IntroductionΒΆ

While the image is downloading, let’s take a brief tour of how the L-band service works.

The files that are datacast by Outernet are encoded, modulated, and sent to several Inmarsat satellites. These satellites transmit the radio waves in the L band frequency range. The waves are received by a radio on your receiver and then passed on to the software demodulator. The demodulator turns the analog signal into bits and then passes them onto the decoder, which extracts the file information from the data and reconstructs the files on local storage.

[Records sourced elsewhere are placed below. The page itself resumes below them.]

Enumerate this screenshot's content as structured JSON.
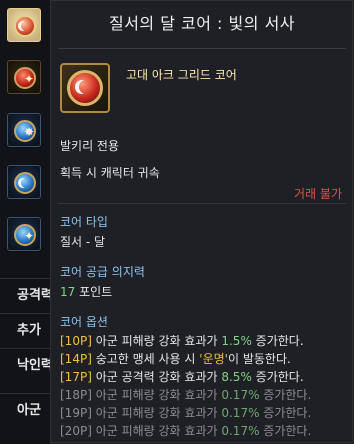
{
  "sidebar": {
    "labels": [
      "공격력",
      "추가",
      "낙인력",
      "아군"
    ]
  },
  "tooltip": {
    "title": "질서의 달 코어 : 빛의 서사",
    "item_name": "고대 아크 그리드 코어",
    "class_restriction": "발키리 전용",
    "bind": "획득 시 캐릭터 귀속",
    "trade": "거래 불가",
    "core_type_label": "코어 타입",
    "core_type_value": "질서 - 달",
    "supply_label": "코어 공급 의지력",
    "supply_num": "17",
    "supply_unit": " 포인트",
    "options_label": "코어 옵션",
    "options": [
      {
        "level": "[10P]",
        "pre": " 아군 피해량 강화 효과가 ",
        "value": "1.5%",
        "post": " 증가한다."
      },
      {
        "level": "[14P]",
        "pre": " 숭고한 맹세 사용 시 ",
        "value": "'운명'",
        "post": "이 발동한다."
      },
      {
        "level": "[17P]",
        "pre": " 아군 공격력 강화 효과가 ",
        "value": "8.5%",
        "post": " 증가한다."
      },
      {
        "level": "[18P]",
        "pre": " 아군 피해량 강화 효과가 ",
        "value": "0.17%",
        "post": " 증가한다."
      },
      {
        "level": "[19P]",
        "pre": " 아군 피해량 강화 효과가 ",
        "value": "0.17%",
        "post": " 증가한다."
      },
      {
        "level": "[20P]",
        "pre": " 아군 피해량 강화 효과가 ",
        "value": "0.17%",
        "post": " 증가한다."
      }
    ]
  }
}
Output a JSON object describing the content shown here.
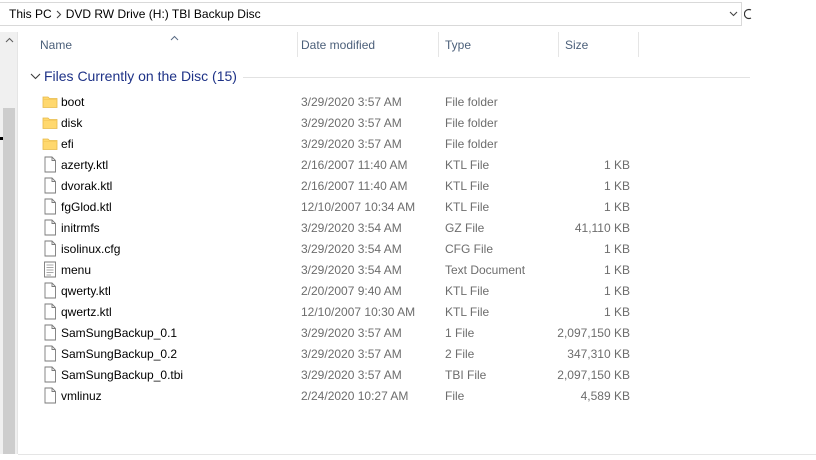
{
  "address": {
    "crumbs": [
      "This PC",
      "DVD RW Drive (H:) TBI Backup Disc"
    ],
    "separator_icon": "chevron-right-icon",
    "dropdown_icon": "chevron-down-icon"
  },
  "columns": {
    "name": "Name",
    "date": "Date modified",
    "type": "Type",
    "size": "Size",
    "sort_icon": "caret-up-icon"
  },
  "group": {
    "title": "Files Currently on the Disc (15)",
    "chevron_icon": "chevron-down-icon"
  },
  "files": [
    {
      "name": "boot",
      "date": "3/29/2020 3:57 AM",
      "type": "File folder",
      "size": "",
      "icon": "folder-icon"
    },
    {
      "name": "disk",
      "date": "3/29/2020 3:57 AM",
      "type": "File folder",
      "size": "",
      "icon": "folder-icon"
    },
    {
      "name": "efi",
      "date": "3/29/2020 3:57 AM",
      "type": "File folder",
      "size": "",
      "icon": "folder-icon"
    },
    {
      "name": "azerty.ktl",
      "date": "2/16/2007 11:40 AM",
      "type": "KTL File",
      "size": "1 KB",
      "icon": "file-icon"
    },
    {
      "name": "dvorak.ktl",
      "date": "2/16/2007 11:40 AM",
      "type": "KTL File",
      "size": "1 KB",
      "icon": "file-icon"
    },
    {
      "name": "fgGlod.ktl",
      "date": "12/10/2007 10:34 AM",
      "type": "KTL File",
      "size": "1 KB",
      "icon": "file-icon"
    },
    {
      "name": "initrmfs",
      "date": "3/29/2020 3:54 AM",
      "type": "GZ File",
      "size": "41,110 KB",
      "icon": "file-icon"
    },
    {
      "name": "isolinux.cfg",
      "date": "3/29/2020 3:54 AM",
      "type": "CFG File",
      "size": "1 KB",
      "icon": "file-icon"
    },
    {
      "name": "menu",
      "date": "3/29/2020 3:54 AM",
      "type": "Text Document",
      "size": "1 KB",
      "icon": "text-document-icon"
    },
    {
      "name": "qwerty.ktl",
      "date": "2/20/2007 9:40 AM",
      "type": "KTL File",
      "size": "1 KB",
      "icon": "file-icon"
    },
    {
      "name": "qwertz.ktl",
      "date": "12/10/2007 10:30 AM",
      "type": "KTL File",
      "size": "1 KB",
      "icon": "file-icon"
    },
    {
      "name": "SamSungBackup_0.1",
      "date": "3/29/2020 3:57 AM",
      "type": "1 File",
      "size": "2,097,150 KB",
      "icon": "file-icon"
    },
    {
      "name": "SamSungBackup_0.2",
      "date": "3/29/2020 3:57 AM",
      "type": "2 File",
      "size": "347,310 KB",
      "icon": "file-icon"
    },
    {
      "name": "SamSungBackup_0.tbi",
      "date": "3/29/2020 3:57 AM",
      "type": "TBI File",
      "size": "2,097,150 KB",
      "icon": "file-icon"
    },
    {
      "name": "vmlinuz",
      "date": "2/24/2020 10:27 AM",
      "type": "File",
      "size": "4,589 KB",
      "icon": "file-icon"
    }
  ],
  "colors": {
    "folder": "#ffd86e",
    "header_text": "#4c607a",
    "group_title": "#1e3287",
    "secondary_text": "#6d6d6d"
  }
}
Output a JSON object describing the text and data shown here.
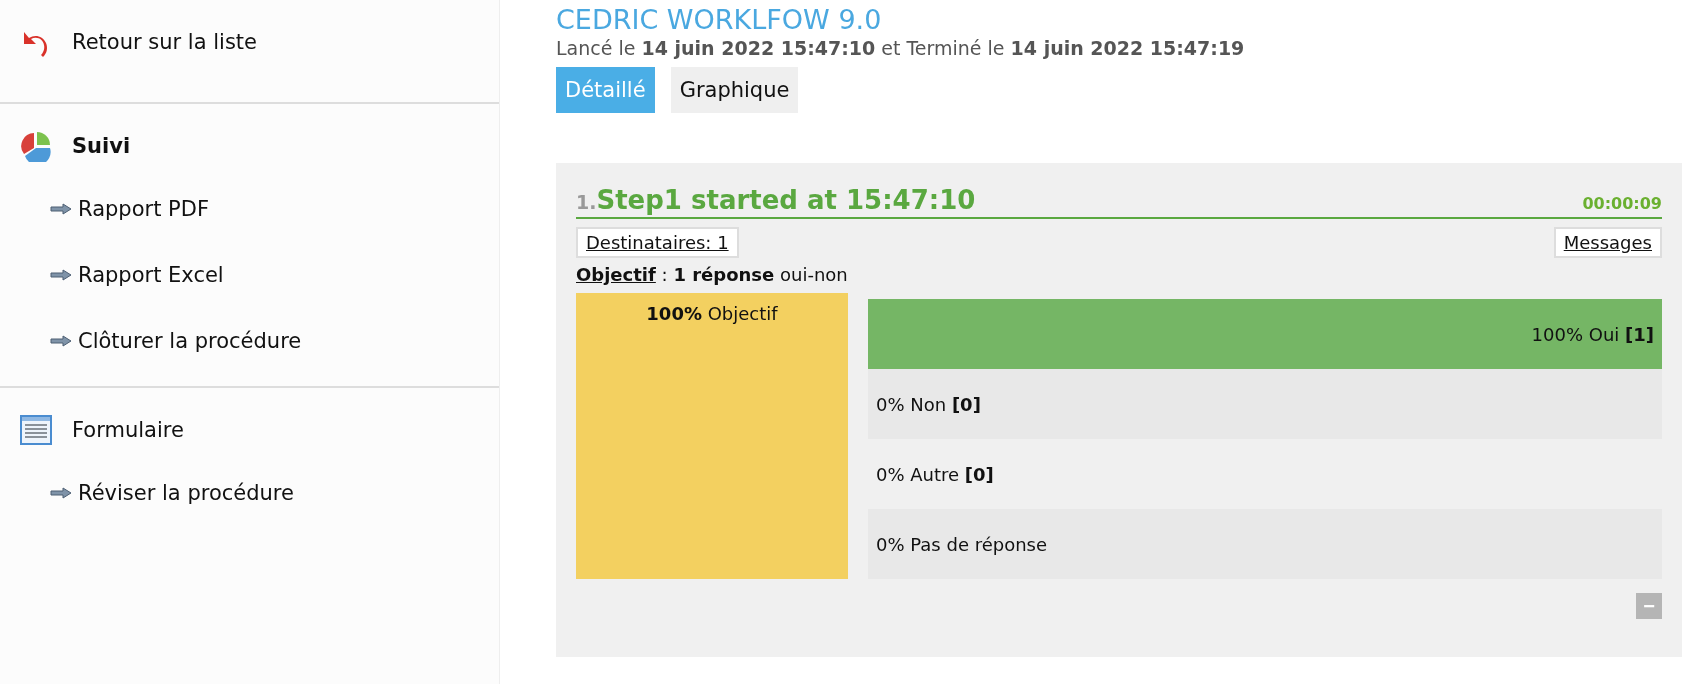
{
  "sidebar": {
    "sections": [
      {
        "kind": "back",
        "label": "Retour sur la liste",
        "bold": false
      },
      {
        "kind": "chart",
        "label": "Suivi",
        "bold": true,
        "children": [
          {
            "label": "Rapport PDF"
          },
          {
            "label": "Rapport Excel"
          },
          {
            "label": "Clôturer la procédure"
          }
        ]
      },
      {
        "kind": "form",
        "label": "Formulaire",
        "bold": false,
        "children": [
          {
            "label": "Réviser la procédure"
          }
        ]
      }
    ]
  },
  "header": {
    "title": "CEDRIC WORKLFOW 9.0",
    "subtitle": "Lancé le **14 juin 2022 15:47:10** et Terminé le **14 juin 2022 15:47:19**"
  },
  "tabs": [
    {
      "label": "Détaillé",
      "selected": true
    },
    {
      "label": "Graphique",
      "selected": false
    }
  ],
  "step": {
    "number": "1.",
    "title": "Step1 started at 15:47:10",
    "duration": "00:00:09",
    "recipients_button": "Destinataires: 1",
    "messages_button": "Messages",
    "objective_link": "Objectif",
    "objective_text": ": **1 réponse** oui-non",
    "objective_box": "**100%** Objectif",
    "collapse_button": "−",
    "answers": [
      {
        "label": "100% Oui **[1]**",
        "level": 1
      },
      {
        "label": "0% Non **[0]**",
        "level": 0
      },
      {
        "label": "0% Autre **[0]**",
        "level": 0
      },
      {
        "label": "0% Pas de réponse",
        "level": 0
      }
    ]
  }
}
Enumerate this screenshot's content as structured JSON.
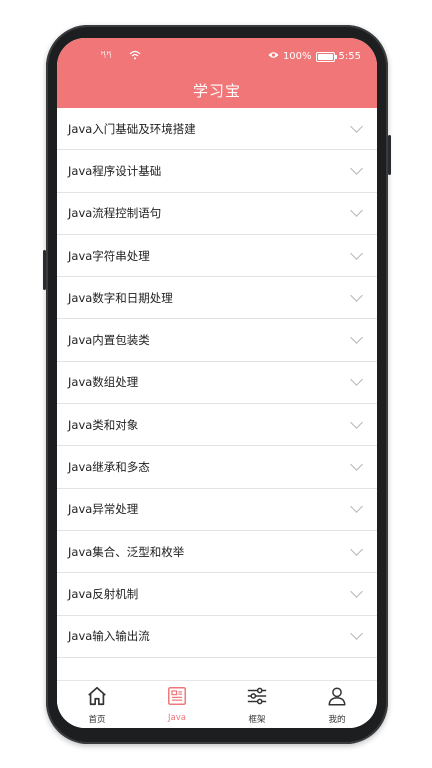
{
  "status_bar": {
    "signal": "ᴴₗ ᴴₗ",
    "battery": "100%",
    "battery_level": 1.0,
    "time": "5:55"
  },
  "header": {
    "title": "学习宝",
    "color": "#f07677"
  },
  "list": {
    "items": [
      {
        "label": "Java入门基础及环境搭建"
      },
      {
        "label": "Java程序设计基础"
      },
      {
        "label": "Java流程控制语句"
      },
      {
        "label": "Java字符串处理"
      },
      {
        "label": "Java数字和日期处理"
      },
      {
        "label": "Java内置包装类"
      },
      {
        "label": "Java数组处理"
      },
      {
        "label": "Java类和对象"
      },
      {
        "label": "Java继承和多态"
      },
      {
        "label": "Java异常处理"
      },
      {
        "label": "Java集合、泛型和枚举"
      },
      {
        "label": "Java反射机制"
      },
      {
        "label": "Java输入输出流"
      }
    ]
  },
  "tabbar": {
    "active_color": "#f07677",
    "tabs": [
      {
        "label": "首页",
        "icon": "home-icon"
      },
      {
        "label": "Java",
        "icon": "document-icon",
        "active": true
      },
      {
        "label": "框架",
        "icon": "sliders-icon"
      },
      {
        "label": "我的",
        "icon": "user-icon"
      }
    ]
  }
}
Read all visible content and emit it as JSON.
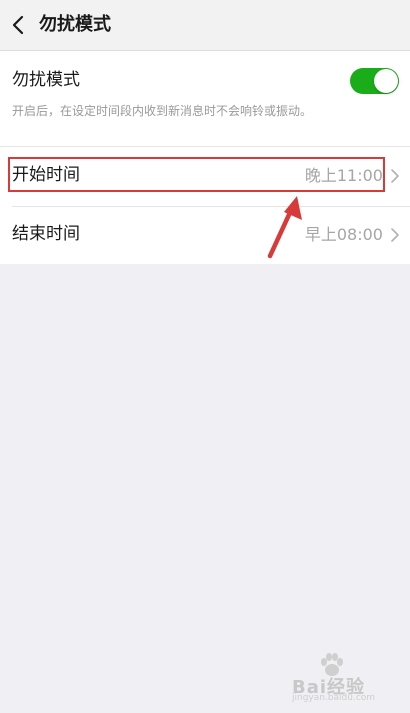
{
  "header": {
    "title": "勿扰模式",
    "back_icon": "back-arrow-icon"
  },
  "dnd": {
    "label": "勿扰模式",
    "description": "开启后，在设定时间段内收到新消息时不会响铃或振动。",
    "enabled": true,
    "toggle_color": "#1aad19"
  },
  "rows": [
    {
      "label": "开始时间",
      "value": "晚上11:00"
    },
    {
      "label": "结束时间",
      "value": "早上08:00"
    }
  ],
  "annotation": {
    "highlight_color": "#d83a3a"
  },
  "watermark": {
    "text": "Bai经验",
    "sub": "jingyan.baidu.com"
  }
}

The software components involved in this process are:

  • the demodulator (sdr100)
  • the decoder (ondd)
  • file indexer (FSAL)
  • web-based UI (Librarian)

Despite all this software coming from a single vendor, they don’t come as a single package for the reasons of flexibility and so that various components can be replaced by others with same or similar functionality in future. Because of this, much of this guide is going to be about ensuring that these pieces of software work together.

Note

Although these pieces of software are all part of the Outernet software eco-system, which is predominantly open-source, some of the executables are closed-source.

Virtually all of the software involved in this set-up is meant to be used as long-running background processes (a.k.a. daemons). Some of the programs already provide features that let them run as proper well-behaved daemons, while others do not. Where appropriate, we will use screen as a quick-and-dirty workaround (i.e., poor man’s daemonization) solution.